Quote from: warpdesign;800215
Why do you think you're getting 33% frame drops depending on games if apps are recompiled ?
Because lack of propper optimazation when compiling for another architecture.
You do not need to search far to find out that many console ports released on PC are badly optimized and eats resourcesn (same case with this).

Quote from: warpdesign;800215
Of course it does... The PPC found inside the 360 is more than 12 years old (if you consider R&D).
Good then we can emulate multicore 3GHz PPC CPU's on sub 100USD x86 CPU's and outperform most NG Amiga PPC's then, no need for PPC chips anymore... (sarcastic)
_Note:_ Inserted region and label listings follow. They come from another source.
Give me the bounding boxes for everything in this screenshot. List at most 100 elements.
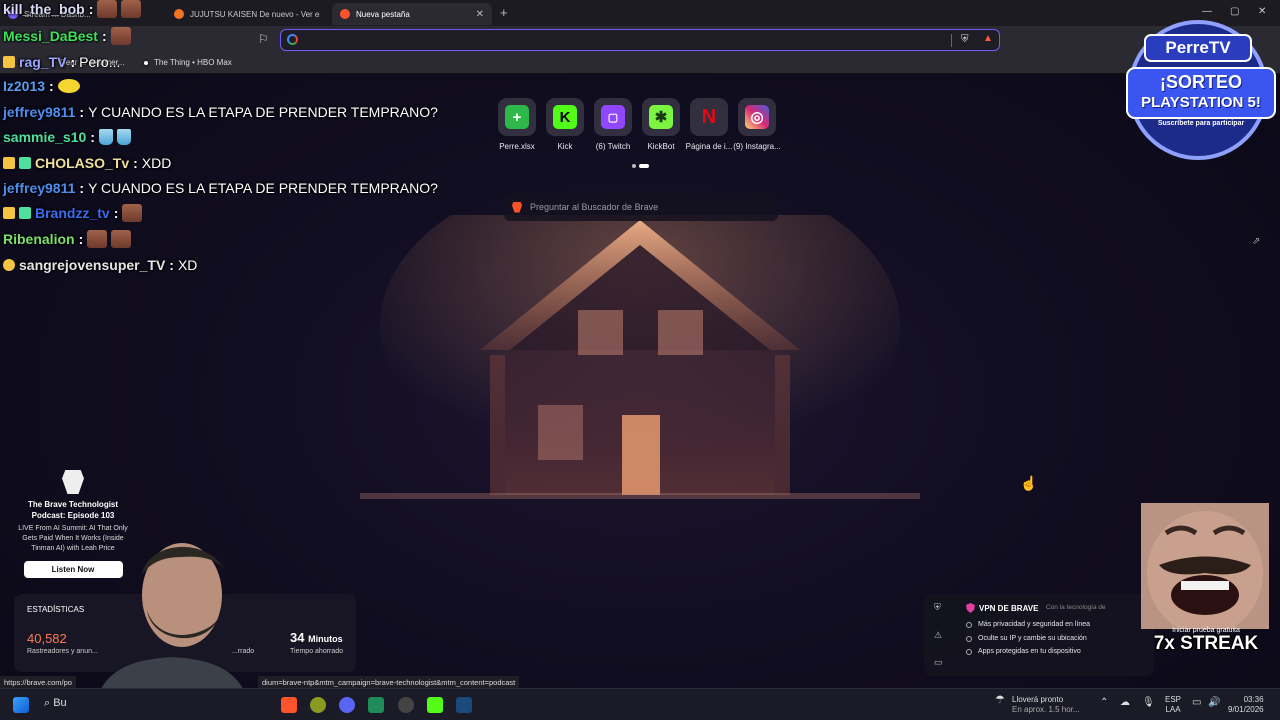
- chat-user: kill_the_bob: [3, 1, 85, 17]
- brave-logo-icon: [62, 470, 84, 494]
- tab-jujutsu-kaisen[interactable]: JUJUTSU KAISEN De nuevo - Ver en C: [166, 3, 328, 25]
- volume-icon[interactable]: 🔊: [1208, 698, 1220, 708]
- brave-taskbar-icon[interactable]: [281, 697, 297, 713]
- tab-new-tab[interactable]: Nueva pestaña ✕: [332, 3, 492, 25]
- pager-dot[interactable]: [632, 164, 636, 168]
- face-emote: [97, 0, 118, 18]
- language-indicator[interactable]: ESP LAA: [1165, 695, 1181, 715]
- giveaway-subtitle: Suscríbete para participar: [1157, 120, 1245, 127]
- steam-taskbar-icon[interactable]: [456, 697, 472, 713]
- bookmark-icon[interactable]: ⚐: [258, 32, 269, 46]
- status-url-left: https://brave.com/po: [0, 676, 76, 688]
- divider: [951, 34, 952, 47]
- google-icon: [287, 34, 298, 45]
- lemon-emote: [57, 79, 80, 93]
- status-url-right: dium=brave-ntp&mtm_campaign=brave-techno…: [258, 676, 520, 688]
- ask-brave-search[interactable]: Preguntar al Buscador de Brave: [504, 193, 778, 221]
- clock[interactable]: 03:36 9/01/2026: [1228, 695, 1264, 715]
- chat-text: XDD: [141, 155, 172, 171]
- netflix-icon: N: [701, 105, 717, 128]
- chat-user: rag_TV: [19, 54, 67, 70]
- weather-icon[interactable]: ☂: [995, 695, 1005, 706]
- weather-sub: En aprox. 1.5 hor...: [1012, 705, 1080, 714]
- shield-icon[interactable]: ⛨: [934, 602, 941, 613]
- time-number: 34: [290, 630, 305, 645]
- hand-cursor-icon: ☝: [1020, 475, 1038, 491]
- time-unit: Minutos: [308, 634, 343, 644]
- shortcut-tile: ▢: [594, 98, 632, 136]
- shortcut-twitch[interactable]: ▢ (6) Twitch: [594, 98, 632, 151]
- clock-date: 9/01/2026: [1228, 705, 1264, 714]
- chat-message: Brandzz_tv:: [3, 204, 143, 222]
- vpn-feature-text: Más privacidad y seguridad en línea: [978, 621, 1091, 628]
- twitch-icon: ▢: [601, 105, 625, 129]
- obs-taskbar-icon[interactable]: [398, 697, 414, 713]
- trackers-value: 40,582: [27, 631, 67, 646]
- address-bar[interactable]: ⛨ ▲: [280, 29, 1000, 51]
- shortcut-perre[interactable]: + Perre.xlsx: [498, 98, 536, 151]
- bullet-icon: [966, 621, 972, 628]
- vpn-feature-text: Apps protegidas en tu dispositivo: [978, 648, 1081, 655]
- chevron-up-icon[interactable]: ⌃: [1100, 698, 1108, 708]
- warning-icon[interactable]: ⚠: [934, 630, 942, 641]
- weather-title: Lloverá pronto: [1012, 695, 1064, 704]
- shortcut-pager[interactable]: [632, 164, 649, 168]
- chat-colon: :: [101, 28, 107, 44]
- chat-colon: :: [78, 231, 84, 247]
- windows-taskbar: ⌕ Bu ☂ Lloverá pronto En aprox. 1.5 hor.…: [0, 688, 1280, 720]
- shortcut-kick[interactable]: K Kick: [546, 98, 584, 151]
- shortcut-netflix[interactable]: N Página de i...: [686, 98, 732, 151]
- bookmark-label: The Thing • HBO Max: [154, 58, 232, 67]
- pager-dot-active[interactable]: [639, 164, 649, 168]
- kick-taskbar-icon[interactable]: [427, 697, 443, 713]
- chat-colon: :: [113, 205, 119, 221]
- brave-favicon: [340, 9, 350, 19]
- crown-badge-icon: [3, 157, 15, 169]
- app-taskbar-icon[interactable]: [368, 697, 384, 713]
- chat-user: sangrejovensuper_TV: [19, 257, 166, 273]
- toolbar: ⚐ ⛨ ▲: [0, 26, 1280, 54]
- external-link-icon[interactable]: ⇗: [1252, 236, 1260, 247]
- taskbar-search[interactable]: ⌕ Bu: [44, 698, 67, 709]
- face-emote: [111, 230, 132, 248]
- chat-colon: :: [79, 104, 85, 120]
- vpn-feature: Oculte su IP y cambie su ubicación: [966, 635, 1087, 642]
- close-tab-icon[interactable]: ✕: [476, 9, 484, 20]
- new-tab-button[interactable]: +: [500, 5, 508, 20]
- sub-badge-icon: [19, 207, 31, 219]
- network-icon[interactable]: ▭: [1192, 698, 1201, 708]
- discord-taskbar-icon[interactable]: [339, 697, 355, 713]
- chat-message: rag_TV: Pero...: [3, 54, 120, 70]
- app-taskbar-icon[interactable]: [310, 697, 326, 713]
- cloud-icon[interactable]: ☁: [1120, 698, 1130, 708]
- face-emote: [121, 0, 142, 18]
- shortcut-tile: ✱: [642, 98, 680, 136]
- windows-start-icon[interactable]: [13, 697, 29, 713]
- tab-label: Nueva pestaña: [356, 9, 410, 19]
- tab-bar: Stream ... Dashb... JUJUTSU KAISEN De nu…: [0, 0, 1280, 26]
- chat-user: CHOLASO_Tv: [35, 155, 130, 171]
- chat-message: kill_the_bob:: [3, 0, 142, 18]
- chat-message: CHOLASO_Tv: XDD: [3, 155, 171, 171]
- brave-rewards-icon[interactable]: ▲: [983, 33, 993, 44]
- bookmark-hbo[interactable]: The Thing • HBO Max: [142, 58, 232, 67]
- chat-message: jeffrey9811: Y CUANDO ES LA ETAPA DE PRE…: [3, 104, 438, 120]
- chat-user: Messi_DaBest: [3, 28, 98, 44]
- shortcut-instagram[interactable]: ◎ (9) Instagra...: [733, 98, 781, 151]
- brave-shields-icon[interactable]: ⛨: [961, 34, 969, 45]
- chat-colon: :: [79, 180, 85, 196]
- weather-widget[interactable]: Lloverá pronto En aprox. 1.5 hor...: [1012, 695, 1080, 715]
- sub-badge-icon: [19, 157, 31, 169]
- bullet-icon: [966, 635, 972, 642]
- crown-badge-icon: [3, 207, 15, 219]
- shortcut-kickbot[interactable]: ✱ KickBot: [642, 98, 680, 151]
- card-icon[interactable]: ▭: [934, 657, 943, 668]
- face-emote: [122, 204, 143, 222]
- chat-user: Ribenalion: [3, 231, 75, 247]
- chat-colon: :: [70, 54, 76, 70]
- vpn-title: VPN DE BRAVE: [966, 603, 1038, 613]
- lang-secondary: LAA: [1165, 705, 1181, 714]
- microphone-icon[interactable]: 🎙: [1142, 698, 1155, 708]
- chat-message: sangrejovensuper_TV: XD: [3, 257, 197, 273]
- chat-user: sammie_s10: [3, 129, 87, 145]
Quote from: warpdesign;800215
Any modern ARM CPU like Apple 9x is already a lot faster than Xenon's CPU, even though it needs a lot more power and runs without a fan... No wonder modern x86 CPU may emulate it with proper JIT.
On what kind of workload?

Quote from: warpdesign;800215
The CPU is the only thing that can be emulated: everything else can be wrapped to host chips.
I have not looked in the rest of the 360 hardware to know what needs to be emulated and what can be wrapped/virtulized, but the Jaguar is not powerfull enough to emulate the 360's CPU. Just doing some numbercrunching on both CPU's and you will see that it is not possible and it's not like the binary translation is 1:1 ratio.
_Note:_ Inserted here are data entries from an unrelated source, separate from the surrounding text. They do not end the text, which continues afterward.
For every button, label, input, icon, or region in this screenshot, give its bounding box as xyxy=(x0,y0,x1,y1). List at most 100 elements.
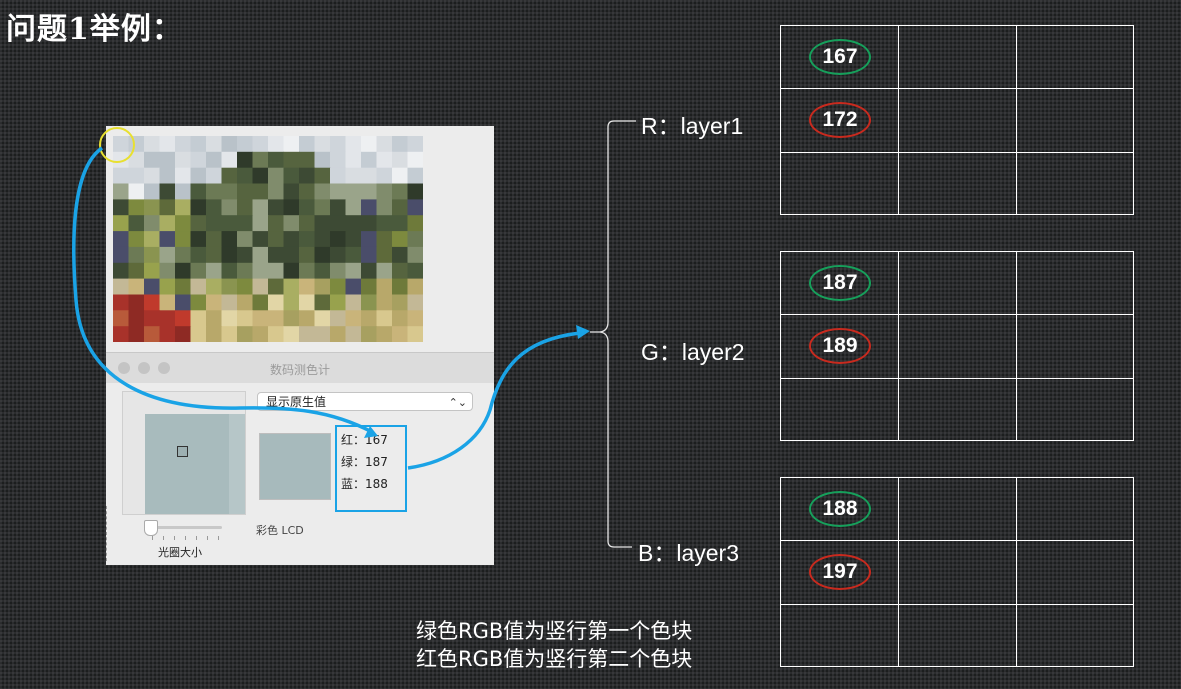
mosaic-pixel xyxy=(159,167,176,185)
mosaic-pixel xyxy=(237,246,254,264)
mosaic-pixel xyxy=(237,199,254,216)
mosaic-pixel xyxy=(128,199,145,216)
mosaic-pixel xyxy=(237,167,254,185)
mosaic-pixel xyxy=(237,231,254,248)
mosaic-pixel xyxy=(144,215,161,232)
mosaic-pixel xyxy=(407,231,423,248)
mosaic-pixel xyxy=(299,294,316,311)
mosaic-pixel xyxy=(330,326,347,342)
mosaic-pixel xyxy=(128,136,145,153)
mosaic-pixel xyxy=(376,278,393,295)
mosaic-pixel xyxy=(361,278,378,295)
mosaic-pixel xyxy=(128,310,145,327)
mosaic-pixel xyxy=(128,262,145,280)
mosaic-pixel xyxy=(144,199,161,216)
grid-cell xyxy=(1017,379,1133,440)
mosaic-pixel xyxy=(283,136,300,153)
mosaic-pixel xyxy=(407,294,423,311)
display-profile-label: 彩色 LCD xyxy=(256,524,304,537)
mosaic-pixel xyxy=(392,231,409,248)
meter-window-title: 数码测色计 xyxy=(269,363,330,377)
mosaic-pixel xyxy=(206,294,223,311)
mosaic-pixel xyxy=(314,215,331,232)
mosaic-pixel xyxy=(113,215,130,232)
mosaic-pixel xyxy=(159,136,176,153)
mosaic-pixel xyxy=(128,326,145,342)
mosaic-pixel xyxy=(330,167,347,185)
aperture-size-label: 光圈大小 xyxy=(158,546,202,559)
mosaic-pixel xyxy=(175,183,192,200)
green-readout: 绿：187 xyxy=(341,455,388,469)
mosaic-pixel xyxy=(206,246,223,264)
mosaic-pixel xyxy=(221,136,238,153)
mosaic-pixel xyxy=(345,215,362,232)
layer-label-r: R：layer1 xyxy=(641,113,744,139)
mosaic-pixel xyxy=(376,183,393,200)
mosaic-pixel xyxy=(407,310,423,327)
grid-cell xyxy=(1017,541,1133,605)
grid-cell xyxy=(899,541,1017,605)
mosaic-pixel xyxy=(175,199,192,216)
mosaic-pixel xyxy=(407,136,423,153)
mosaic-pixel xyxy=(190,326,207,342)
mosaic-pixel xyxy=(190,136,207,153)
mosaic-pixel xyxy=(190,231,207,248)
mosaic-pixel xyxy=(283,151,300,169)
mosaic-pixel xyxy=(330,151,347,169)
mode-select[interactable]: 显示原生值 ⌃⌄ xyxy=(257,392,473,411)
mosaic-pixel xyxy=(144,294,161,311)
mosaic-pixel xyxy=(376,246,393,264)
mosaic-pixel xyxy=(128,215,145,232)
mosaic-pixel xyxy=(268,231,285,248)
mosaic-pixel xyxy=(113,151,130,169)
mode-select-value: 显示原生值 xyxy=(266,395,327,409)
mosaic-pixel xyxy=(407,199,423,216)
mosaic-pixel xyxy=(330,231,347,248)
mosaic-pixel xyxy=(252,167,269,185)
mosaic-pixel xyxy=(144,151,161,169)
mosaic-pixel xyxy=(376,167,393,185)
mosaic-pixel xyxy=(361,262,378,280)
layer-grid-b: 188 197 xyxy=(780,477,1134,667)
mosaic-pixel xyxy=(206,215,223,232)
mosaic-pixel xyxy=(299,246,316,264)
mosaic-pixel xyxy=(113,199,130,216)
mosaic-pixel xyxy=(113,326,130,342)
grid-cell: 172 xyxy=(781,89,899,153)
mosaic-pixel xyxy=(392,326,409,342)
mosaic-pixel xyxy=(392,199,409,216)
mosaic-pixel xyxy=(144,326,161,342)
grid-cell xyxy=(1017,252,1133,315)
mosaic-pixel xyxy=(252,246,269,264)
mosaic-pixel xyxy=(314,231,331,248)
mosaic-pixel xyxy=(299,167,316,185)
mosaic-pixel xyxy=(237,215,254,232)
mosaic-pixel xyxy=(392,183,409,200)
mosaic-pixel xyxy=(268,215,285,232)
mosaic-pixel xyxy=(175,231,192,248)
mosaic-pixel xyxy=(376,310,393,327)
mosaic-pixel xyxy=(190,278,207,295)
mosaic-pixel xyxy=(407,262,423,280)
mosaic-pixel xyxy=(268,326,285,342)
mosaic-pixel xyxy=(128,167,145,185)
mosaic-pixel xyxy=(113,246,130,264)
grid-cell xyxy=(1017,26,1133,89)
mosaic-pixel xyxy=(361,151,378,169)
mosaic-pixel xyxy=(345,262,362,280)
mosaic-pixel xyxy=(299,326,316,342)
mosaic-pixel xyxy=(237,294,254,311)
mosaic-pixel xyxy=(159,310,176,327)
mosaic-pixel xyxy=(159,278,176,295)
select-chevron-icon: ⌃⌄ xyxy=(448,396,467,409)
mosaic-pixel xyxy=(314,167,331,185)
mosaic-pixel xyxy=(206,167,223,185)
mosaic-pixel xyxy=(144,231,161,248)
mosaic-pixel xyxy=(392,167,409,185)
mosaic-pixel xyxy=(252,310,269,327)
mosaic-pixel xyxy=(345,231,362,248)
aperture-slider-knob[interactable] xyxy=(144,520,158,536)
aperture-slider-track[interactable] xyxy=(150,526,222,529)
mosaic-pixel xyxy=(392,278,409,295)
mosaic-pixel xyxy=(175,246,192,264)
Quote from: warpdesign;800215
And you surestimate the power needed in most games.
Oh, and not to mention that most GPU packed with current ARM SoC are designed to perform correctly with current ARM, or do you mean most ARM GPUs need a faster CPU than they currently got ?
You said that any CPU is fast enough today for gaming not just ARM. So you are saying the ARM CPU's is fast enough and only the GPU needs to be more powerful? But then the CPU will be a bottleneck. The ARM CPU's are far from the desktop CPU's performance.